大退職しているのはミレニアル?Z世代?一度味わった柔軟性のある働き方は手放せない

大退職時代・Z世代

DisobeyArt / ShutterStock

アメリカでは今、経済活動の本格的再開に伴い、サプライチェーンの逼迫問題、人手不足が深刻になっている。

人手不足が賃金上昇を招き、サプライチェーンの混乱による物資の供給不足とエネルギー価格の上昇、好調な株式市場、パンデミック対策としての大規模な財政出動の影響も手伝って、物価の高騰が進んでいる。

スーパーでもレストランでも、価格の上昇や人手の足りなさを明確に感じる。9月末の段階で、全米では1040万の求人が満たされていない(Bureau of Labor Statistics 労働統計局のデータによる)。

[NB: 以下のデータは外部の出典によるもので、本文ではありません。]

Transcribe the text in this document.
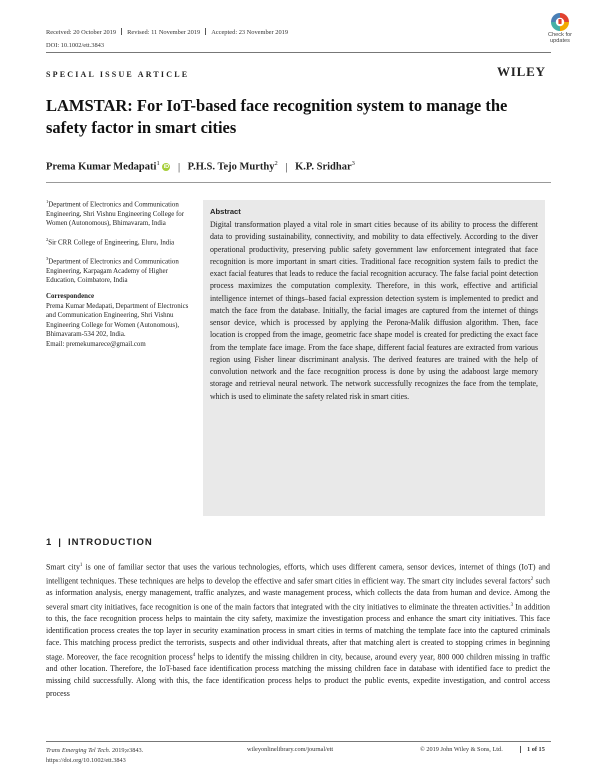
Received: 20 October 2019 Revised: 11 November 2019 Accepted: 23 November 2019
DOI: 10.1002/ett.3843
Check for
updates
SPECIAL ISSUE ARTICLE	WILEY
LAMSTAR: For IoT-based face recognition system to manage the safety factor in smart cities
Prema Kumar Medapati$^1$ iD | P.H.S. Tejo Murthy$^2$ | K.P. Sridhar$^3$
$^1$Department of Electronics and Communication Engineering, Shri Vishnu Engineering College for Women (Autonomous), Bhimavaram, India
$^2$Sir CRR College of Engineering, Eluru, India
$^3$Department of Electronics and Communication Engineering, Karpagam Academy of Higher Education, Coimbatore, India
Correspondence
Prema Kumar Medapati, Department of Electronics and Communication Engineering, Shri Vishnu Engineering College for Women (Autonomous), Bhimavaram-534 202, India.
Email: premekumarece@gmail.com
Abstract
Digital transformation played a vital role in smart cities because of its ability to process the different data to providing sustainability, connectivity, and mobility to data effectively. According to the diver operational productivity, preserving public safety government law enforcement integrated that face recognition is more important in smart cities. Traditional face recognition system fails to predict the exact facial features that leads to reduce the facial recognition accuracy. The false facial point detection process maximizes the computation complexity. Therefore, in this work, effective and artificial intelligence internet of things–based facial expression detection system is implemented to predict and match the face from the database. Initially, the facial images are captured from the internet of things sensor device, which is processed by applying the Perona-Malik diffusion algorithm. Then, face location is cropped from the image, geometric face shape model is created for predicting the exact face from the template face image. From the face shape, different facial features are extracted from various region using Fisher linear discriminant analysis. The derived features are trained with the help of convolution network and the face recognition process is done by using the adaboost large memory storage and retrieval neural network. The network successfully recognizes the face from the template, which is used to eliminate the safety related risk in smart cities.
1 | INTRODUCTION
Smart city$^1$ is one of familiar sector that uses the various technologies, efforts, which uses different camera, sensor devices, internet of things (IoT) and intelligent techniques. These techniques are helps to develop the effective and safer smart cities in efficient way. The smart city includes several factors$^2$ such as information analysis, energy management, traffic analyzes, and waste management process, which collects the data from human and device. Among the several smart city initiatives, face recognition is one of the main factors that integrated with the city initiatives to eliminate the threaten activities.$^3$ In addition to this, the face recognition process helps to maintain the city safety, maximize the investigation process and enhance the smart city initiatives. This face identification process creates the top layer in security examination process in smart cities in terms of matching the template face into the captured criminals face. This matching process predict the terrorists, suspects and other individual threats, after that matching alert is created to stopping crimes in beginning stage. Moreover, the face recognition process$^4$ helps to identify the missing children in city, because, around every year, 800 000 children missing in traffic and other location. Therefore, the IoT-based face identification process matching the missing children face in database with identified face to predict the missing child successfully. Along with this, the face identification process helps to product the public events, expedite investigation, and control access process
Trans Emerging Tel Tech. 2019;e3843.
https://doi.org/10.1002/ett.3843
wileyonlinelibrary.com/journal/ett	© 2019 John Wiley & Sons, Ltd.	1 of 15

新型コロナウイルスの感染が拡大し始めた頃は、「自分も解雇されるかも」という恐怖を抱き、どうにか今の職場に留まりたいと願う労働者が多かった。その懸念に対し、アメリカ政府は職を守ることを優先事項の一つとし、企業への補助金も気前よく配布した。実際多くの企業がきつい状況の中でも、なるべく従業員を解雇しないよう努力していたと思う(それが補助金を受ける条件の一つでもあった)。

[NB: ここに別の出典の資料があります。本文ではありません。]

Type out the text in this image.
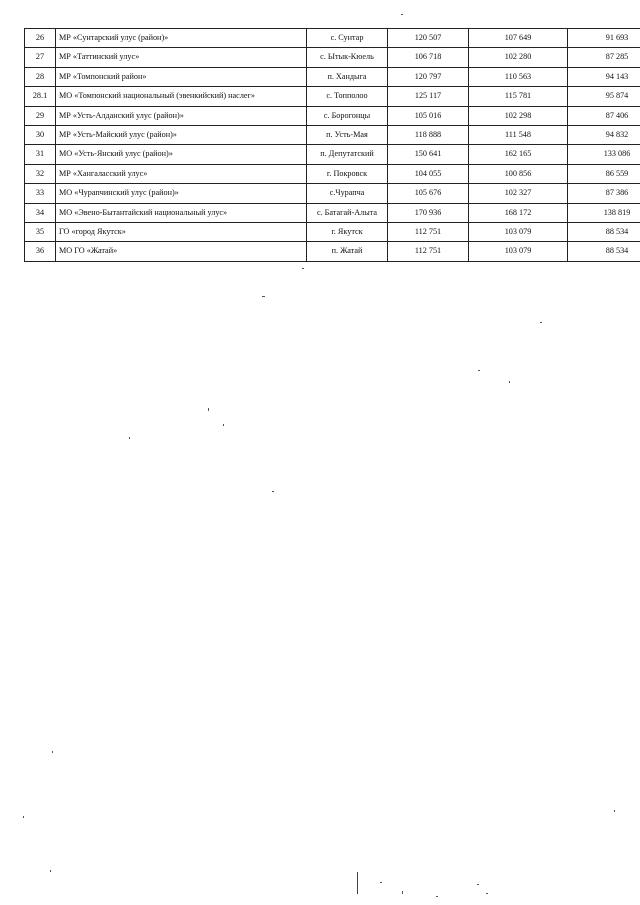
26	МР «Сунтарский улус (район)»	с. Сунтар	120 507	107 649	91 693
27	МР «Таттинский улус»	с. Ытык-Кюель	106 718	102 280	87 285
28	МР «Томпонский район»	п. Хандыга	120 797	110 563	94 143
28.1	МО «Томпонский национальный (эвенкийский) наслег»	с. Топполоо	125 117	115 781	95 874
29	МР «Усть-Алданский улус (район)»	с. Борогонцы	105 016	102 298	87 406
30	МР «Усть-Майский улус (район)»	п. Усть-Мая	118 888	111 548	94 832
31	МО «Усть-Янский улус (район)»	п. Депутатский	150 641	162 165	133 086
32	МР «Хангаласский улус»	г. Покровск	104 055	100 856	86 559
33	МО «Чурапчинский улус (район)»	с.Чурапча	105 676	102 327	87 386
34	МО «Эвено-Бытантайский национальный улус»	с. Батагай-Алыта	170 936	168 172	138 819
35	ГО «город Якутск»	г. Якутск	112 751	103 079	88 534
36	МО ГО «Жатай»	п. Жатай	112 751	103 079	88 534
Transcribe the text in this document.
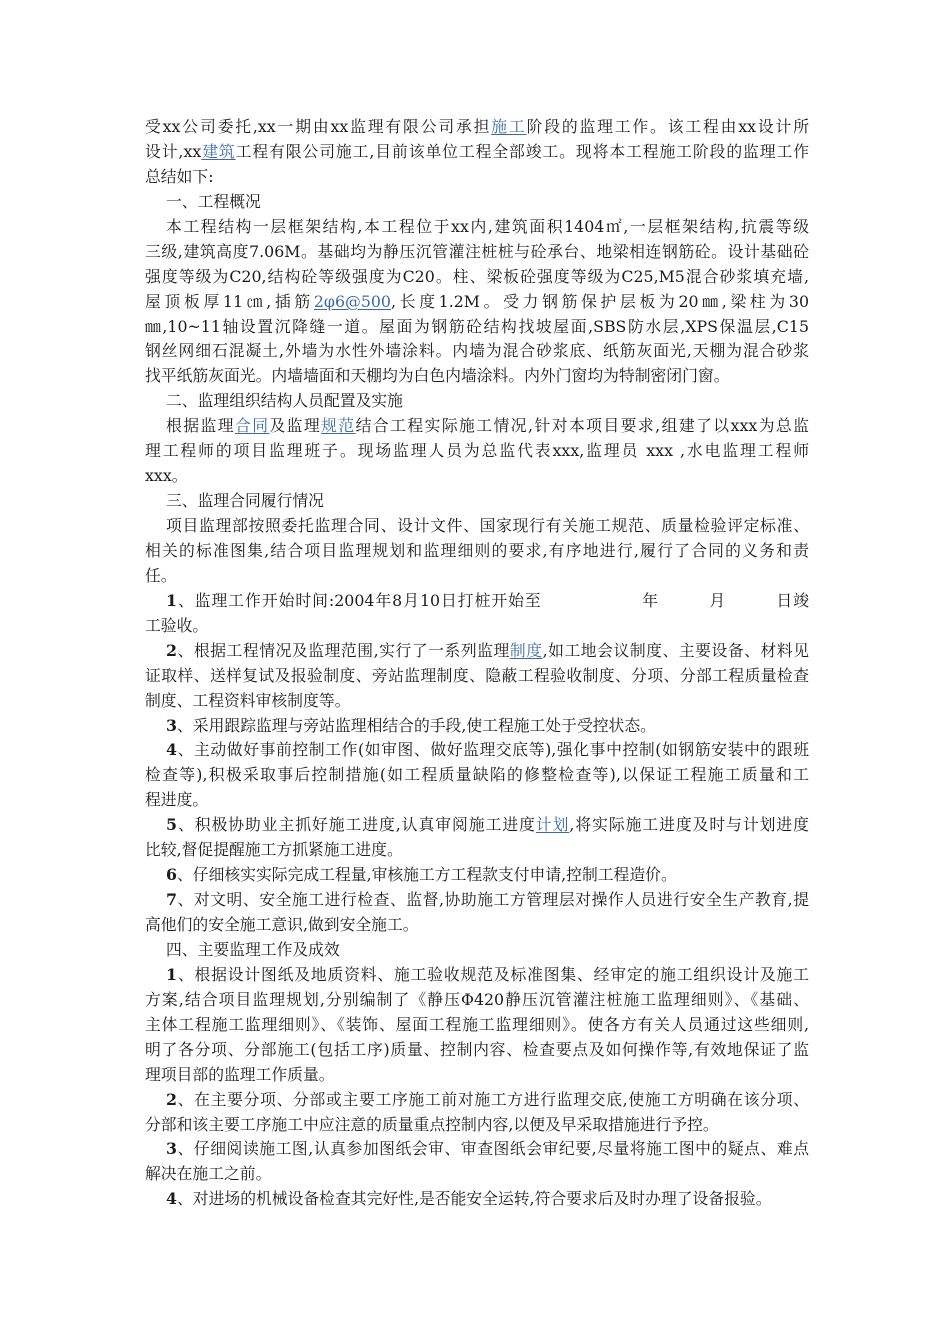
受xx公司委托,xx一期由xx监理有限公司承担施工阶段的监理工作。该工程由xx设计所
设计,xx建筑工程有限公司施工,目前该单位工程全部竣工。现将本工程施工阶段的监理工作
总结如下:
一、工程概况
本工程结构一层框架结构,本工程位于xx内,建筑面积1404㎡,一层框架结构,抗震等级
三级,建筑高度7.06M。基础均为静压沉管灌注桩桩与砼承台、地梁相连钢筋砼。设计基础砼
强度等级为C20,结构砼等级强度为C20。柱、梁板砼强度等级为C25,M5混合砂浆填充墙,
屋顶板厚11㎝,插筋2φ6@500,长度1.2M。受力钢筋保护层板为20㎜,梁柱为30
㎜,10~11轴设置沉降缝一道。屋面为钢筋砼结构找坡屋面,SBS防水层,XPS保温层,C15
钢丝网细石混凝土,外墙为水性外墙涂料。内墙为混合砂浆底、纸筋灰面光,天棚为混合砂浆
找平纸筋灰面光。内墙墙面和天棚均为白色内墙涂料。内外门窗均为特制密闭门窗。
二、监理组织结构人员配置及实施
根据监理合同及监理规范结合工程实际施工情况,针对本项目要求,组建了以xxx为总监
理工程师的项目监理班子。现场监理人员为总监代表xxx,监理员 xxx ,水电监理工程师
xxx。
三、监理合同履行情况
项目监理部按照委托监理合同、设计文件、国家现行有关施工规范、质量检验评定标准、
相关的标准图集,结合项目监理规划和监理细则的要求,有序地进行,履行了合同的义务和责
任。
1、监理工作开始时间:2004年8月10日打桩开始至　　　　　　年　　　月　　　日竣
工验收。
2、根据工程情况及监理范围,实行了一系列监理制度,如工地会议制度、主要设备、材料见
证取样、送样复试及报验制度、旁站监理制度、隐蔽工程验收制度、分项、分部工程质量检查
制度、工程资料审核制度等。
3、采用跟踪监理与旁站监理相结合的手段,使工程施工处于受控状态。
4、主动做好事前控制工作(如审图、做好监理交底等),强化事中控制(如钢筋安装中的跟班
检查等),积极采取事后控制措施(如工程质量缺陷的修整检查等),以保证工程施工质量和工
程进度。
5、积极协助业主抓好施工进度,认真审阅施工进度计划,将实际施工进度及时与计划进度
比较,督促提醒施工方抓紧施工进度。
6、仔细核实实际完成工程量,审核施工方工程款支付申请,控制工程造价。
7、对文明、安全施工进行检查、监督,协助施工方管理层对操作人员进行安全生产教育,提
高他们的安全施工意识,做到安全施工。
四、主要监理工作及成效
1、根据设计图纸及地质资料、施工验收规范及标准图集、经审定的施工组织设计及施工
方案,结合项目监理规划,分别编制了《静压Φ420静压沉管灌注桩施工监理细则》、《基础、
主体工程施工监理细则》、《装饰、屋面工程施工监理细则》。使各方有关人员通过这些细则,
明了各分项、分部施工(包括工序)质量、控制内容、检查要点及如何操作等,有效地保证了监
理项目部的监理工作质量。
2、在主要分项、分部或主要工序施工前对施工方进行监理交底,使施工方明确在该分项、
分部和该主要工序施工中应注意的质量重点控制内容,以便及早采取措施进行予控。
3、仔细阅读施工图,认真参加图纸会审、审查图纸会审纪要,尽量将施工图中的疑点、难点
解决在施工之前。
4、对进场的机械设备检查其完好性,是否能安全运转,符合要求后及时办理了设备报验。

それでも2020年4月には2400万人近くが失業し、実質失業率が14.7%に達した。これは1940年以来、最悪の数字だった。

過半数が新しい仕事を探すという衝撃

ワクチン接種

アメリカでは5歳から11歳の子どもへのワクチン接種も始まった。

EVELYN HOCKSTEIN / Reuters

しかしそれから約1年、アメリカではワクチン接種が一巡し、経済活動が再開し始めた頃から、まったく違う様相を呈している。企業による求人は増えているのに、仕事を辞める人の率が歴史的に高く、結果的に労働市場の需給バランスが過去数十年になかったほど逼迫している。その一方で失業率も下がっているものの、依然として高い(10月時点で4.6%)という珍しい状況が4月以降ずっと続いている。

2021年春、マイクロソフトは「2021 Work Trend Index」の中で、「世界の労働者の41%は、2021年中に今の職場を離れることを考えている」というデータを発表。衝撃を持って受け止められたが、8月には、Bankrate Surveyも「アメリカの労働力人口の55%が、今後12カ月の間に新たな職を探すつもりだ」というデータを発表、同じく8月にPwCがアメリカで行った意識調査でも、労働者の65%が新たな職を探していると答えている。

考えている人全員が実行する訳ではないだろうが、それにしてもなぜこれほどの人が退職や転職を考えているのだろうか。実際、勤めを辞めた人の数字は4月以降高止まりし、5月に若干下がったものの、それ以降毎月記録を更新している。

statista

アメリカの求人数、離職数、解雇・一時解雇を示したグラフ。2021年からは求人数が増えているが、離職数(赤いグラフ)も増加している。

statista

この現象をマクロ経済データが出る以前の2021年5月に予測し、「Great Resignation (大退職時代)」という言葉を生み出したテキサスA&M大学のアンソニー・クロッツ(Anthony Klotz)教授は、一躍有名人となった。